Sahih International (Umm Muhammad, Mary Kennedy, Amatullah Bantley)
But those who disbelieve are in pride and dissension.
Bijan Moeinian
The reason for which Qur’an is being rejected is because of the false pride and hard headiness of the disbelievers.
George Sale
Verily the unbelievers are addicted to pride and contention.
Mahmoud Ghali
No indeed, (but) the ones who have disbelieved are in might and opposition.
Amatul Rahman Omar
(There is nothing wrong with the Prophet, ) the only thing is that the disbelievers are suffering from a sense of (false) pride and are hostile (to him).
Hamid S. Aziz
Nay!

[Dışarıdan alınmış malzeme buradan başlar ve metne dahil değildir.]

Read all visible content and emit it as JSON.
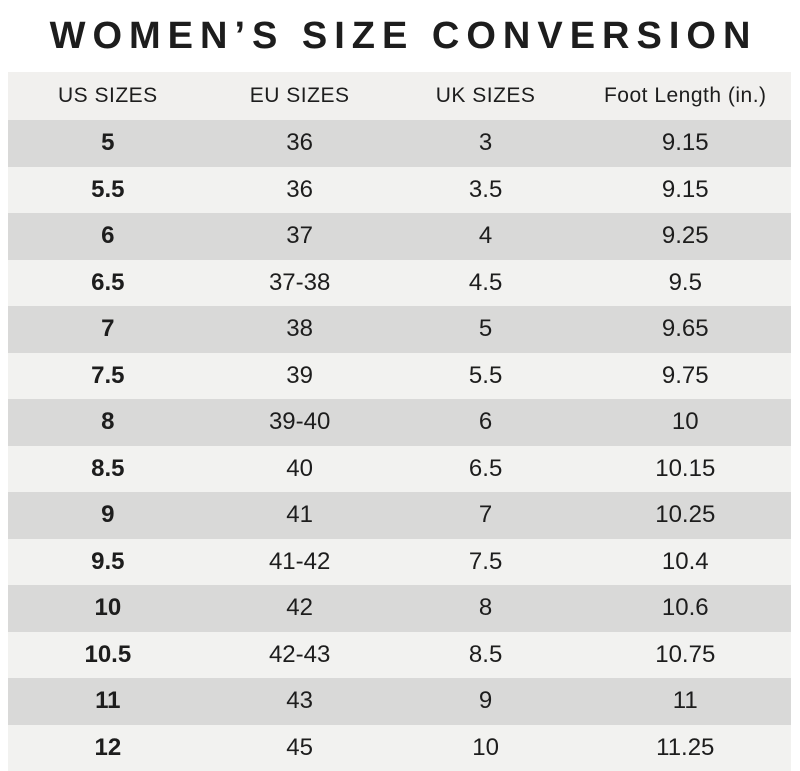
{
  "title": "WOMEN’S SIZE CONVERSION",
  "colors": {
    "text": "#1d1d1d",
    "header_bg": "#f1f0ee",
    "row_dark": "#d9d9d8",
    "row_light": "#f2f2f0"
  },
  "table": {
    "columns": [
      "US SIZES",
      "EU SIZES",
      "UK SIZES",
      "Foot Length (in.)"
    ],
    "rows": [
      [
        "5",
        "36",
        "3",
        "9.15"
      ],
      [
        "5.5",
        "36",
        "3.5",
        "9.15"
      ],
      [
        "6",
        "37",
        "4",
        "9.25"
      ],
      [
        "6.5",
        "37-38",
        "4.5",
        "9.5"
      ],
      [
        "7",
        "38",
        "5",
        "9.65"
      ],
      [
        "7.5",
        "39",
        "5.5",
        "9.75"
      ],
      [
        "8",
        "39-40",
        "6",
        "10"
      ],
      [
        "8.5",
        "40",
        "6.5",
        "10.15"
      ],
      [
        "9",
        "41",
        "7",
        "10.25"
      ],
      [
        "9.5",
        "41-42",
        "7.5",
        "10.4"
      ],
      [
        "10",
        "42",
        "8",
        "10.6"
      ],
      [
        "10.5",
        "42-43",
        "8.5",
        "10.75"
      ],
      [
        "11",
        "43",
        "9",
        "11"
      ],
      [
        "12",
        "45",
        "10",
        "11.25"
      ]
    ]
  }
}
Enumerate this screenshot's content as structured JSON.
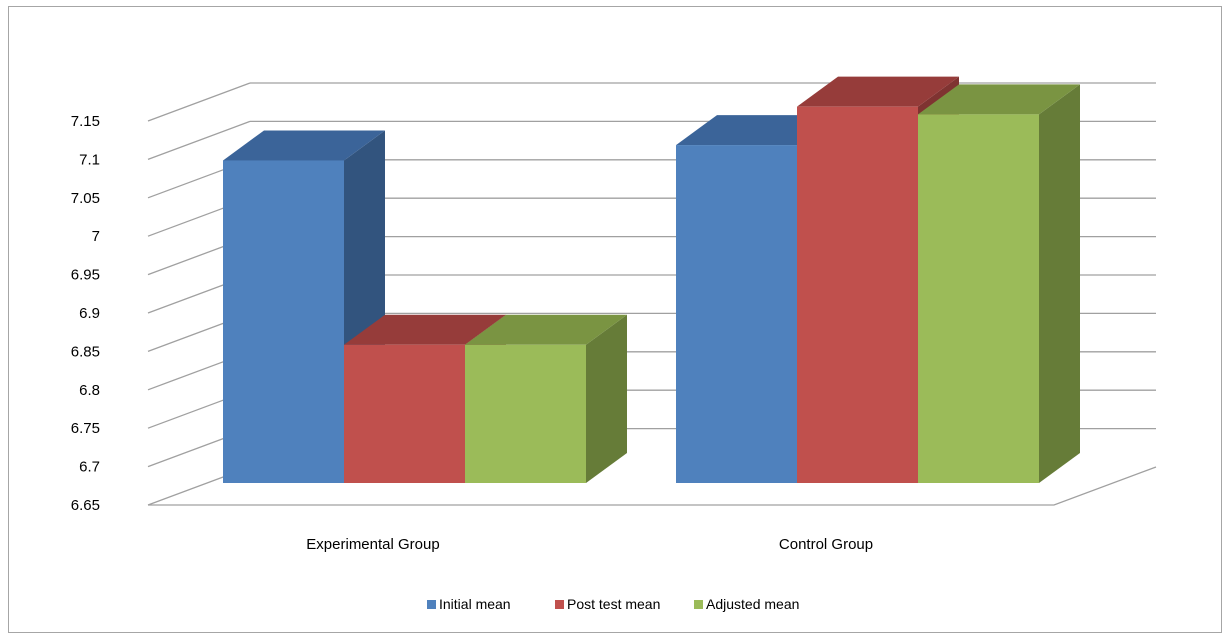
{
  "chart_data": {
    "type": "bar",
    "style": "3d-clustered-column",
    "categories": [
      "Experimental Group",
      "Control Group"
    ],
    "series": [
      {
        "name": "Initial mean",
        "values": [
          7.07,
          7.09
        ],
        "color": "#4f81bd",
        "top_color": "#3b6499",
        "side_color": "#32547e"
      },
      {
        "name": "Post test mean",
        "values": [
          6.83,
          7.14
        ],
        "color": "#c0504d",
        "top_color": "#963c3a",
        "side_color": "#7f3331"
      },
      {
        "name": "Adjusted mean",
        "values": [
          6.83,
          7.13
        ],
        "color": "#9bbb59",
        "top_color": "#7a9442",
        "side_color": "#667c38"
      }
    ],
    "ylim": [
      6.65,
      7.15
    ],
    "yticks": [
      "6.65",
      "6.7",
      "6.75",
      "6.8",
      "6.85",
      "6.9",
      "6.95",
      "7",
      "7.05",
      "7.1",
      "7.15"
    ],
    "grid": true,
    "legend_position": "bottom",
    "title": "",
    "xlabel": "",
    "ylabel": ""
  }
}
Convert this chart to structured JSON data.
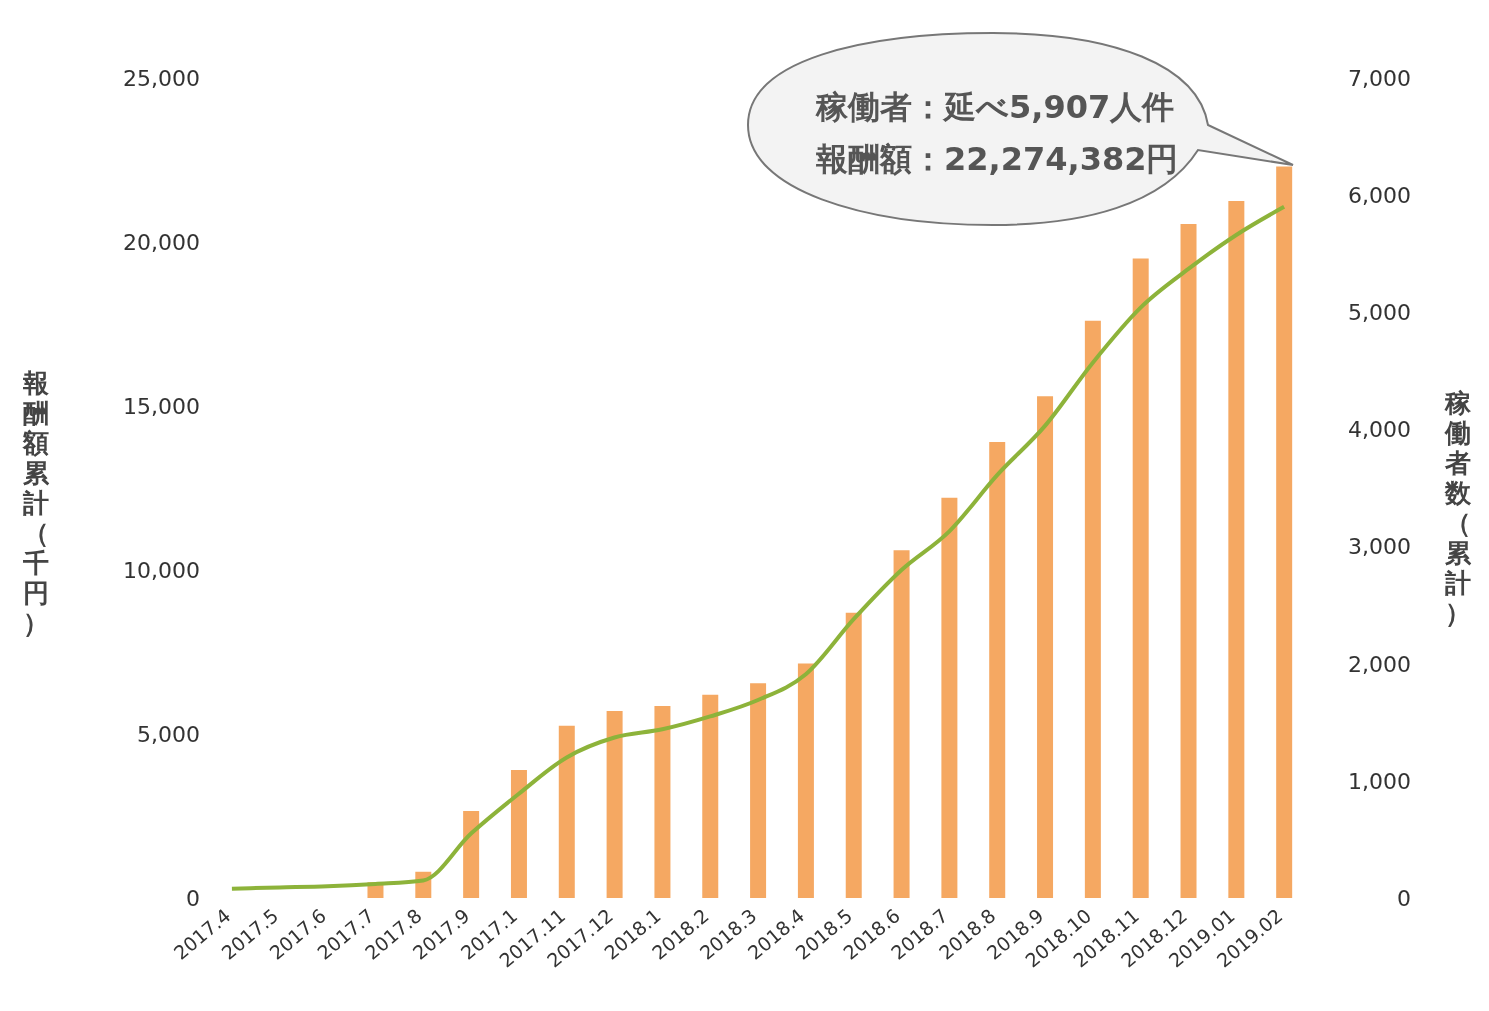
{
  "chart_data": {
    "type": "bar",
    "ylabel": "報酬額累計（千円）",
    "y2label": "稼働者数（累計）",
    "annotations": [
      "稼働者：延べ5,907人件",
      "報酬額：22,274,382円"
    ],
    "categories": [
      "2017.4",
      "2017.5",
      "2017.6",
      "2017.7",
      "2017.8",
      "2017.9",
      "2017.1",
      "2017.11",
      "2017.12",
      "2018.1",
      "2018.2",
      "2018.3",
      "2018.4",
      "2018.5",
      "2018.6",
      "2018.7",
      "2018.8",
      "2018.9",
      "2018.10",
      "2018.11",
      "2018.12",
      "2019.01",
      "2019.02"
    ],
    "series": [
      {
        "color": "#f5a862",
        "values": [
          0,
          0,
          0,
          480,
          800,
          2650,
          3900,
          5250,
          5700,
          5850,
          6200,
          6550,
          7150,
          8700,
          10600,
          12200,
          13900,
          15300,
          17600,
          19500,
          20550,
          21250,
          22300
        ]
      },
      {
        "type": "line",
        "axis": "y2",
        "color": "#8db33a",
        "values": [
          80,
          90,
          100,
          120,
          150,
          550,
          890,
          1200,
          1370,
          1440,
          1550,
          1690,
          1910,
          2380,
          2800,
          3130,
          3610,
          4030,
          4570,
          5040,
          5370,
          5660,
          5900
        ]
      }
    ],
    "ylim": [
      0,
      25000
    ],
    "yticks": [
      0,
      {
        "value": 5000,
        "label": "5,000"
      },
      {
        "value": 10000,
        "label": "10,000"
      },
      {
        "value": 15000,
        "label": "15,000"
      },
      {
        "value": 20000,
        "label": "20,000"
      },
      {
        "value": 25000,
        "label": "25,000"
      }
    ],
    "y2lim": [
      0,
      7000
    ],
    "y2ticks": [
      0,
      {
        "value": 1000,
        "label": "1,000"
      },
      {
        "value": 2000,
        "label": "2,000"
      },
      {
        "value": 3000,
        "label": "3,000"
      },
      {
        "value": 4000,
        "label": "4,000"
      },
      {
        "value": 5000,
        "label": "5,000"
      },
      {
        "value": 6000,
        "label": "6,000"
      },
      {
        "value": 7000,
        "label": "7,000"
      }
    ],
    "grid": false,
    "legend": false,
    "marker": "none",
    "line_style": "solid"
  }
}
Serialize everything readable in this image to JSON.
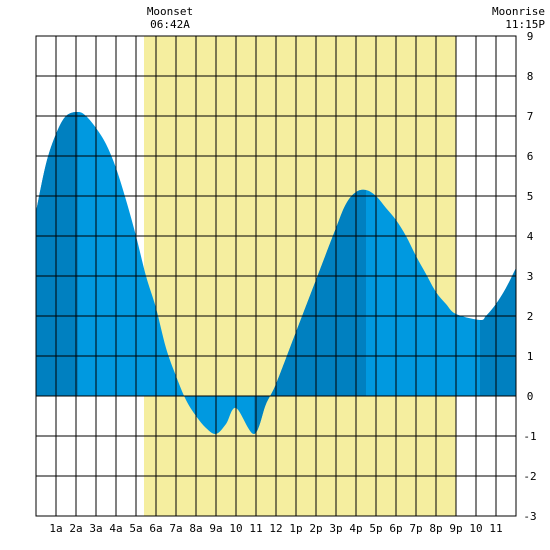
{
  "chart_data": {
    "type": "area",
    "title": "",
    "xlabel": "",
    "ylabel": "",
    "xlim": [
      0,
      24
    ],
    "ylim": [
      -3,
      9
    ],
    "grid": true,
    "x_ticks": [
      {
        "x": 1,
        "label": "1a"
      },
      {
        "x": 2,
        "label": "2a"
      },
      {
        "x": 3,
        "label": "3a"
      },
      {
        "x": 4,
        "label": "4a"
      },
      {
        "x": 5,
        "label": "5a"
      },
      {
        "x": 6,
        "label": "6a"
      },
      {
        "x": 7,
        "label": "7a"
      },
      {
        "x": 8,
        "label": "8a"
      },
      {
        "x": 9,
        "label": "9a"
      },
      {
        "x": 10,
        "label": "10"
      },
      {
        "x": 11,
        "label": "11"
      },
      {
        "x": 12,
        "label": "12"
      },
      {
        "x": 13,
        "label": "1p"
      },
      {
        "x": 14,
        "label": "2p"
      },
      {
        "x": 15,
        "label": "3p"
      },
      {
        "x": 16,
        "label": "4p"
      },
      {
        "x": 17,
        "label": "5p"
      },
      {
        "x": 18,
        "label": "6p"
      },
      {
        "x": 19,
        "label": "7p"
      },
      {
        "x": 20,
        "label": "8p"
      },
      {
        "x": 21,
        "label": "9p"
      },
      {
        "x": 22,
        "label": "10"
      },
      {
        "x": 23,
        "label": "11"
      }
    ],
    "y_ticks": [
      -3,
      -2,
      -1,
      0,
      1,
      2,
      3,
      4,
      5,
      6,
      7,
      8,
      9
    ],
    "extremes": [
      {
        "x": 2.1,
        "y": 7.1,
        "kind": "high"
      },
      {
        "x": 10.9,
        "y": -0.95,
        "kind": "low"
      },
      {
        "x": 16.5,
        "y": 5.15,
        "kind": "high"
      },
      {
        "x": 22.2,
        "y": 1.9,
        "kind": "low"
      }
    ],
    "series": [
      {
        "values": [
          [
            0,
            4.6
          ],
          [
            0.5,
            5.8
          ],
          [
            1,
            6.55
          ],
          [
            1.5,
            7.0
          ],
          [
            2.1,
            7.1
          ],
          [
            2.5,
            7.0
          ],
          [
            3,
            6.7
          ],
          [
            3.5,
            6.3
          ],
          [
            4,
            5.7
          ],
          [
            4.5,
            4.9
          ],
          [
            5,
            4.0
          ],
          [
            5.5,
            3.0
          ],
          [
            6,
            2.2
          ],
          [
            6.5,
            1.2
          ],
          [
            7,
            0.5
          ],
          [
            7.5,
            -0.1
          ],
          [
            8,
            -0.5
          ],
          [
            8.5,
            -0.8
          ],
          [
            9,
            -0.95
          ],
          [
            9.5,
            -0.7
          ],
          [
            10,
            -0.3
          ],
          [
            10.9,
            -0.95
          ],
          [
            11.5,
            -0.2
          ],
          [
            12,
            0.3
          ],
          [
            13,
            1.6
          ],
          [
            14,
            2.9
          ],
          [
            15,
            4.2
          ],
          [
            15.5,
            4.8
          ],
          [
            16,
            5.1
          ],
          [
            16.5,
            5.15
          ],
          [
            17,
            5.0
          ],
          [
            17.5,
            4.7
          ],
          [
            18,
            4.4
          ],
          [
            18.5,
            4.0
          ],
          [
            19,
            3.5
          ],
          [
            19.5,
            3.05
          ],
          [
            20,
            2.6
          ],
          [
            20.5,
            2.3
          ],
          [
            21,
            2.05
          ],
          [
            22.2,
            1.9
          ],
          [
            22.5,
            2.0
          ],
          [
            23,
            2.3
          ],
          [
            23.5,
            2.7
          ],
          [
            24,
            3.2
          ]
        ]
      }
    ],
    "annotations": [
      {
        "label": "Moonset",
        "time": "06:42A",
        "x": 6.7
      },
      {
        "label": "Moonrise",
        "time": "11:15P",
        "x": 23.25
      }
    ],
    "moon_up": {
      "start": 6.7,
      "end": 23.25
    },
    "daylight": {
      "start": 5.4,
      "end": 21.0
    },
    "colors": {
      "daylight": "#f5ee9f",
      "tide_fill": "#0099e0",
      "tide_dark": "#0080c0",
      "grid": "#000000",
      "background": "#ffffff"
    }
  }
}
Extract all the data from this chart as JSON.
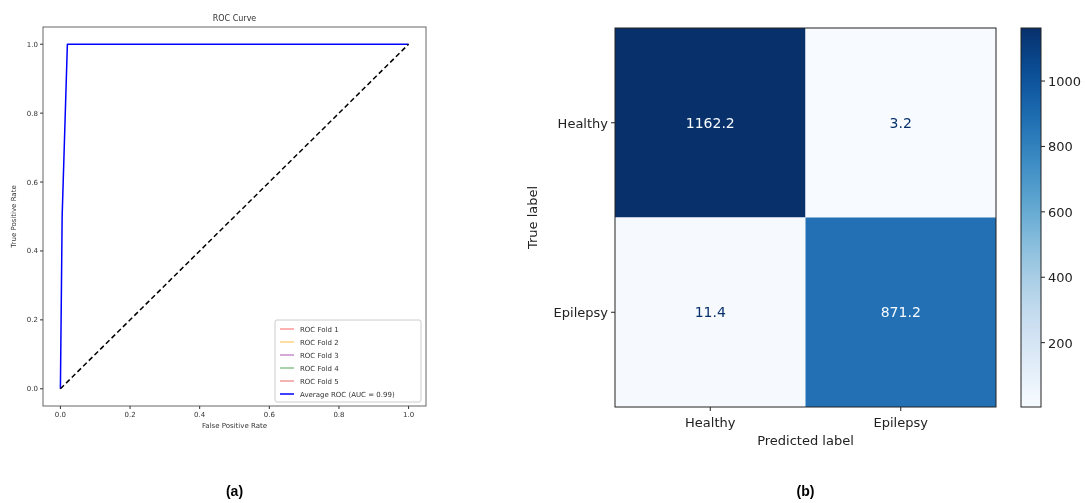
{
  "chart_data": [
    {
      "type": "line",
      "title": "ROC Curve",
      "xlabel": "False Positive Rate",
      "ylabel": "True Positive Rate",
      "xlim": [
        -0.05,
        1.05
      ],
      "ylim": [
        -0.05,
        1.05
      ],
      "xticks": [
        {
          "value": 0,
          "label": "0.0"
        },
        0.2,
        0.4,
        0.6,
        0.8,
        {
          "value": 1,
          "label": "1.0"
        }
      ],
      "yticks": [
        {
          "value": 0,
          "label": "0.0"
        },
        0.2,
        0.4,
        0.6,
        0.8,
        {
          "value": 1,
          "label": "1.0"
        }
      ],
      "grid": false,
      "legend": "bottom right",
      "annotations": [
        "(a)"
      ],
      "series": [
        {
          "name": "ROC Fold 1",
          "color": "#ff9999"
        },
        {
          "name": "ROC Fold 2",
          "color": "#ffd280"
        },
        {
          "name": "ROC Fold 3",
          "color": "#c78cc7"
        },
        {
          "name": "ROC Fold 4",
          "color": "#8cc68c"
        },
        {
          "name": "ROC Fold 5",
          "color": "#f09a9a"
        },
        {
          "name": "Average ROC (AUC = 0.99)",
          "color": "#0000ff",
          "x": [
            0,
            0.005,
            0.02,
            1
          ],
          "values": [
            0,
            0.5,
            1.0,
            1.0
          ]
        },
        {
          "color": "#000000",
          "line_style": "dashed",
          "x": [
            0,
            1
          ],
          "values": [
            0,
            1
          ]
        }
      ]
    },
    {
      "type": "heatmap",
      "xlabel": "Predicted label",
      "ylabel": "True label",
      "categories": [
        "Healthy",
        "Epilepsy"
      ],
      "y_categories": [
        "Healthy",
        "Epilepsy"
      ],
      "cells": [
        [
          1162.2,
          3.2
        ],
        [
          11.4,
          871.2
        ]
      ],
      "data_labels": true,
      "clim": [
        3.2,
        1162.2
      ],
      "cticks": [
        200,
        400,
        600,
        800,
        1000
      ],
      "annotations": [
        "(b)"
      ]
    }
  ]
}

But those who disbelieve are in self-exaltation (pride) and separatism (schism).
Aisha Bewley
But those who are kafir are full of vainglory and entrenched in hostility.
Sam Gerrans The Qur'an: A Complete Revelation
The truth is, those who ignore warning are in pride and dissension.
Эльмир Кулиев
Однако те, которые не веруют, пребывают в гордыне и разладе с истиной.